In a sense, this is par for the course because it’s the job of governments to increase investment and growth and it’s the job of the RBI to keep inflation in check because that’s what it is charged by law to do.

Also while governments focus on the short term gains from growth, the preamble is the RBI Act also makes it responsible for financial stability. This last, until 2005 or so, was taken as synonymous with price stability. But since then it has taken on a new meaning.

Hence my suggestion that we now have a new trilemma comprising growth, inflation and financial stability. As anyone will tell you, three variables mean instability. I have written often about this.

The best example of this is the Three Body Problem in physics which has no stable solution. But it’s applicable in many other cases such as the Impossible Trilemma as contained in the Taylor rule.

The new trilemma

How does this new instability arise and how does it affect policy? Growth is a function of investment. Inflation is a function of demand and supply. Financial stability, in the final analysis, is a function of fiscal policy or absence of fiscal discipline. As we know from our experience since the 1980s, fiscal indiscipline raises both interest rates and inflation.

Now if you want more investment you need lower interest rates. That’s what all governments want.

If you want lower inflation you need a tighter monetary policy, which is what all central banks want.

If you want financial stability, which both the governments and central banks want, you need both higher growth and higher interest rates.

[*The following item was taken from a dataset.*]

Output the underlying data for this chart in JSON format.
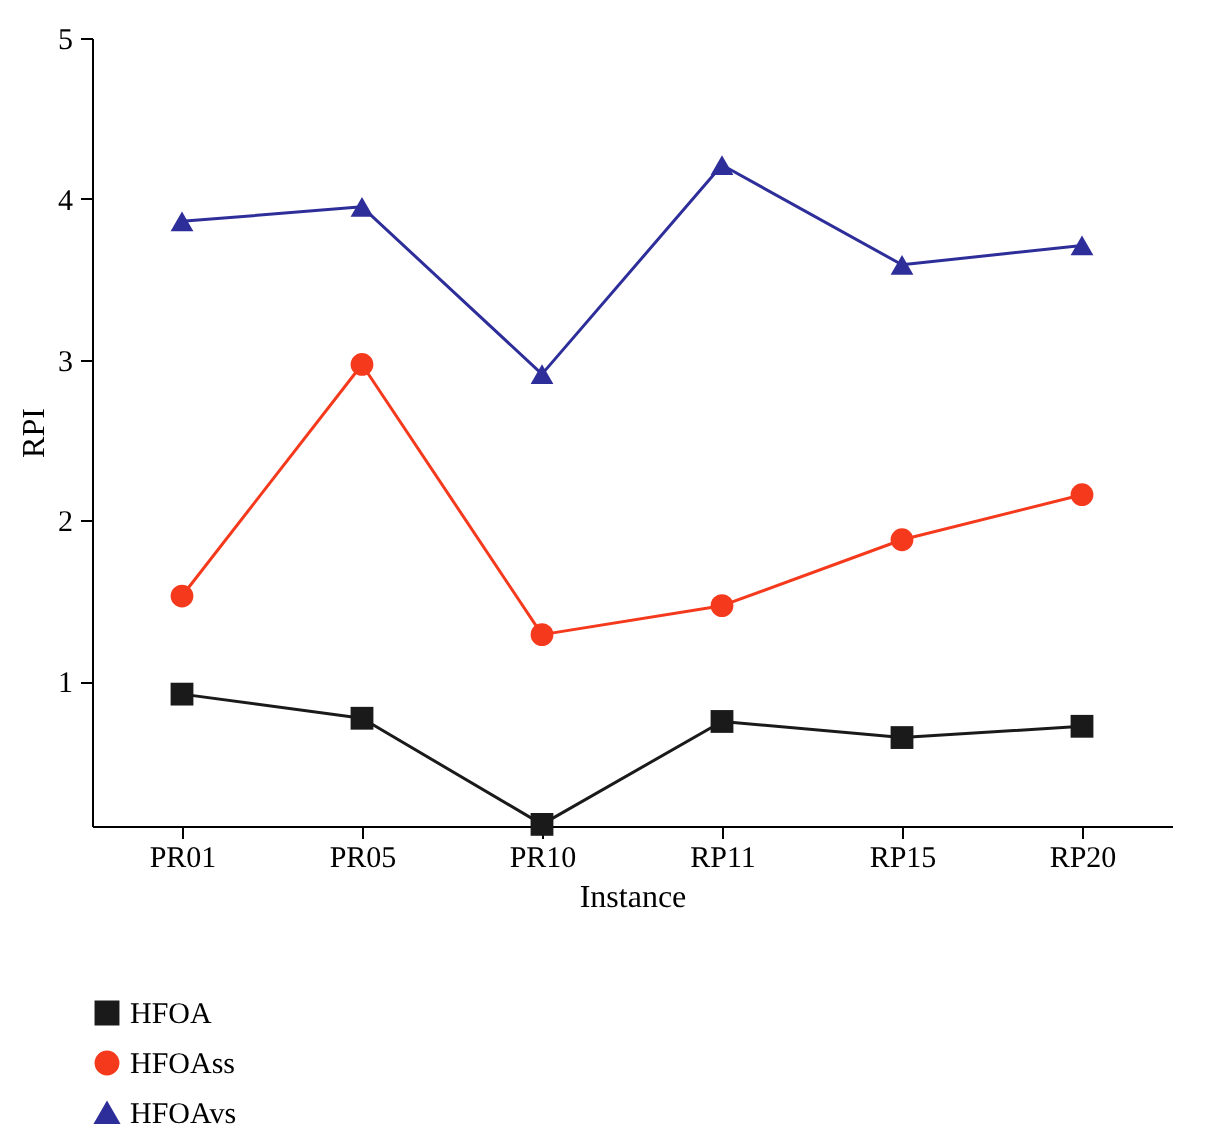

These are mutually contradictory.

This is exactly like the Three Body Problem of physics. There’s no solution and persistent instability. Or, if you want to compare it to the Taylor rule, you can control only one. The other two will be free floating variables.

In short, this new trilemma, like any trilemma, is not solvable. Economies will keep stumbling from one situation to another and governments and central banks will keep grumbling and growling at each other.

The Indian problem

India, as ever unique, has a peculiar problem: it’s a full-fledged country but, like Europe, it has many rates of inflation depending on where you measure prices. The RBI wants to aggregate all these into a single target rate.

Sounds good except for two things: it’s not possible and it’s not a meaningful endeavour because the number it conjures up is an arbitrary one. That’s why we have a range. But how useful is it to target a range? How is 4.1 per cent the same as 5.9 per cent?

The second problem is credit creation. The mechanics are simple, we learn in our first year in college: the more money that’s created, the more the credit that is created because otherwise banks would go bust.

But, while it is easy to extend credit it’s very hard to recover what’s owed. It’s this that threatens financial stability.

To make things worse, if consumption is financed by loans, stability is at real risk. This happens when incomes are not growing fast enough to meet people’s needs. It’s a global phenomenon.

The third problem is the need to pay for welfare and defence. India is very badly placed in this regard because it has to pay entirely for both. Most countries pay fully for welfare and only partly for their defence. So there goes the other leg in which financial stability rests: fiscal responsibility.

Net-net neither the finance minister nor the RBI governor have an easy job. For them it is, as the 1971 song went, ek dhund se aana hai, ek dhund mein jana hai (come through a fog and go into another fog).